Contacté, Christian Lüscher persiste et signe: «Appeler à une pression extérieure pour que les choses changent dans son propre pays, je trouve ça complètement fou!» S'il précise que son tacle envers son confrère se veut «plutôt caustique», il déplore que l'intervention du socialiste genevois (y compris son accent), qui «se veut volontiers 'ministre des Affaires étrangères'», donne «une image désastreuse de la Genève internationale dont se proclame Carlo Sommaruga. C'est très problématique et si vous ouvrez le code pénal et lisez l'article 266, vous verrez que cela ressemble à une atteinte à l'indépendance de la Confédération.»

Article 266 du Code Pénal

L'article 266 se situe au Titre 13 du Code pénal intitulé «Crimes ou délits contre l’État et la défense nationale». Il stipule que «celui qui aura commis un acte tendant à porter atteinte à l’indépendance de la Confédération ou à mettre en danger cette indépendance, ou à provoquer de la part d’une puissance étrangère, dans les affaires de la Confédération, une immixtion de nature à mettre en danger l’indépendance de la Confédération, sera puni d’une peine privative de liberté d’un an au moins.»

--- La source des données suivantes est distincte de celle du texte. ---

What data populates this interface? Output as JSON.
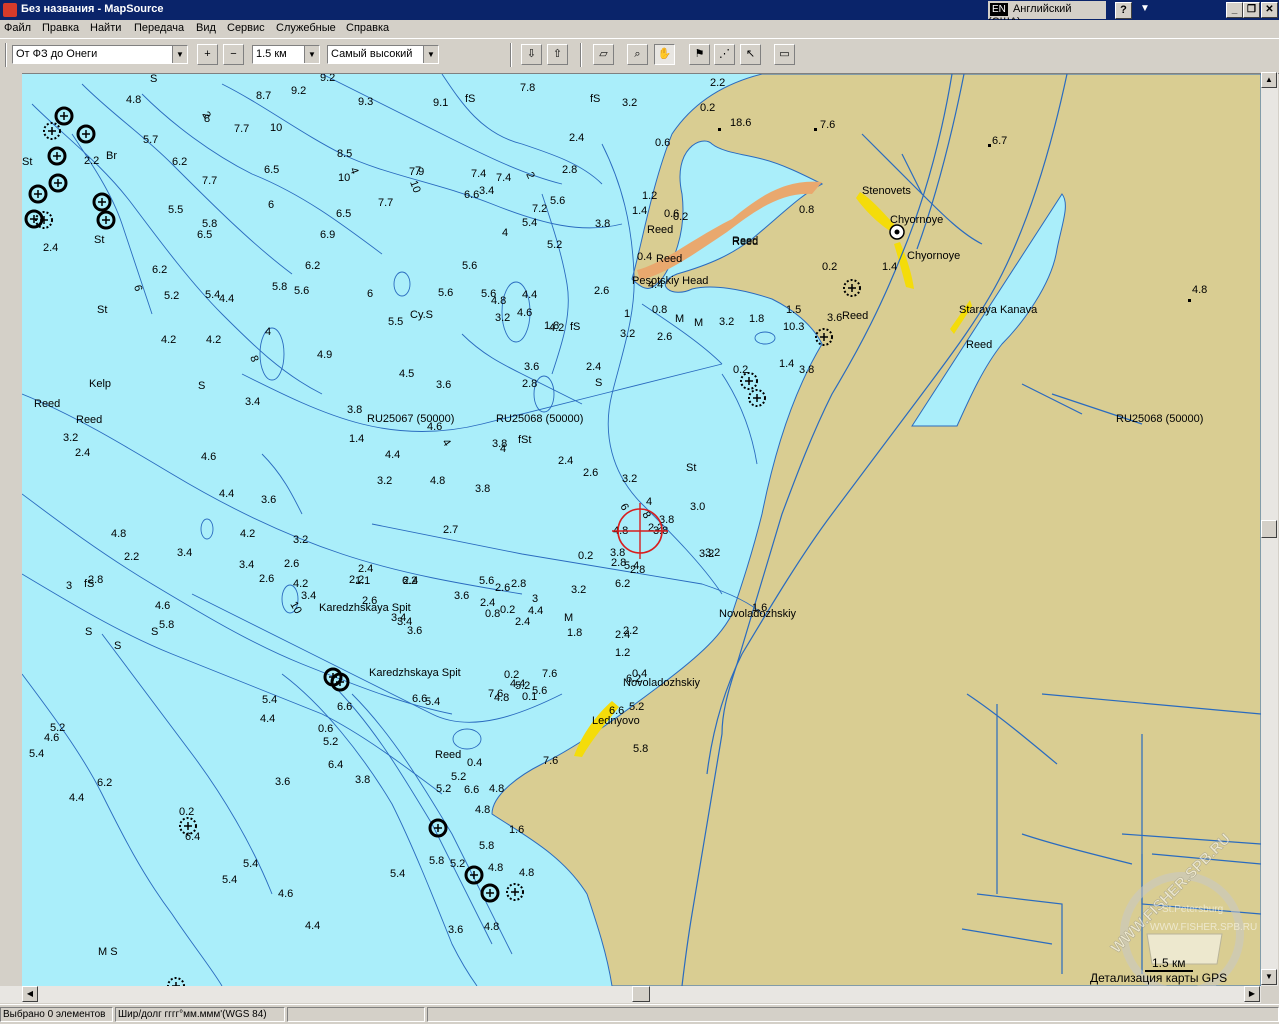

L'article 266 se situe au Titre 13 du Code pénal intitulé «Crimes ou délits contre l’État et la défense nationale». Il stipule que «celui qui aura commis un acte tendant à porter atteinte à l’indépendance de la Confédération ou à mettre en danger cette indépendance, ou à provoquer de la part d’une puissance étrangère, dans les affaires de la Confédération, une immixtion de nature à mettre en danger l’indépendance de la Confédération, sera puni d’une peine privative de liberté d’un an au moins.»

L'avocat libéral-radical dit ignorer si cet article de loi s'applique à ce cas de figure. «Je ne sais pas si c'est pénal, mais en tout cas, c'est choquant et gênant», estime pour sa part Olivier Meuwly, membre du PLR vaudois. L'historien nous fait part de son étonnement pour l'engouement soudain pour les États-Unis qu'il constate à gauche de l'échiquier politique helvétique: «La gauche estime depuis longtemps que la Suisse est un pays perdu, qui a perdu son âme et qui ne sera sauvé qu'en s'inféodant aux puissances étrangères, notamment européennes.»

L'attrait pour l'Oncle Sam serait un élément nouveau au sein d'une mouvance politique historiquement plutôt encline à l'antiaméricanisme: «Cela rejoint l'actuel désarroi de la gauche qui veut que l'on brade la neutralité et qui voit les Américains comme des sauveurs.» Adrian Zimmermann, historien et membre du PS, juge l'analyse de son confrère quelque peu fantaisiste: «le PS n'a pas, contrairement au Parti du Travail, de position strictement antiaméricaine».

Au contraire, avance-t-il, il compte parmi ses membres illustres des gens comme Hans Oprecht, qui a collaboré avec l'OSS (l'ancêtre de la CIA) lors de la 2e guerre mondiale. Par ailleurs, il constate que la droite est prompte à reprocher à la gauche une supposée contradiction idéologique lorsque ses griefs envers la place financière suisse rejoignent ceux des États-Unis. «Cela est arrivé à Jean Ziegler, également. Alors qu'on connaît ses critiques virulentes envers l'impérialisme américain...»

La pression internationale, la seule voie possible

Carlo Sommaruga se défend en tout cas de toute action répréhensible et en appelle lui aussi au passé: «L'histoire nous a appris que la Suisse ne s'aligne jamais sur les standards internationaux sans intervention extérieure. La question des fonds juifs que les banques ne voulaient pas rendre aux ayants-droits ou à leurs survivants n'a été résolue que par la pression internationale, et ce fut pareil pour l'abolition du secret bancaire.»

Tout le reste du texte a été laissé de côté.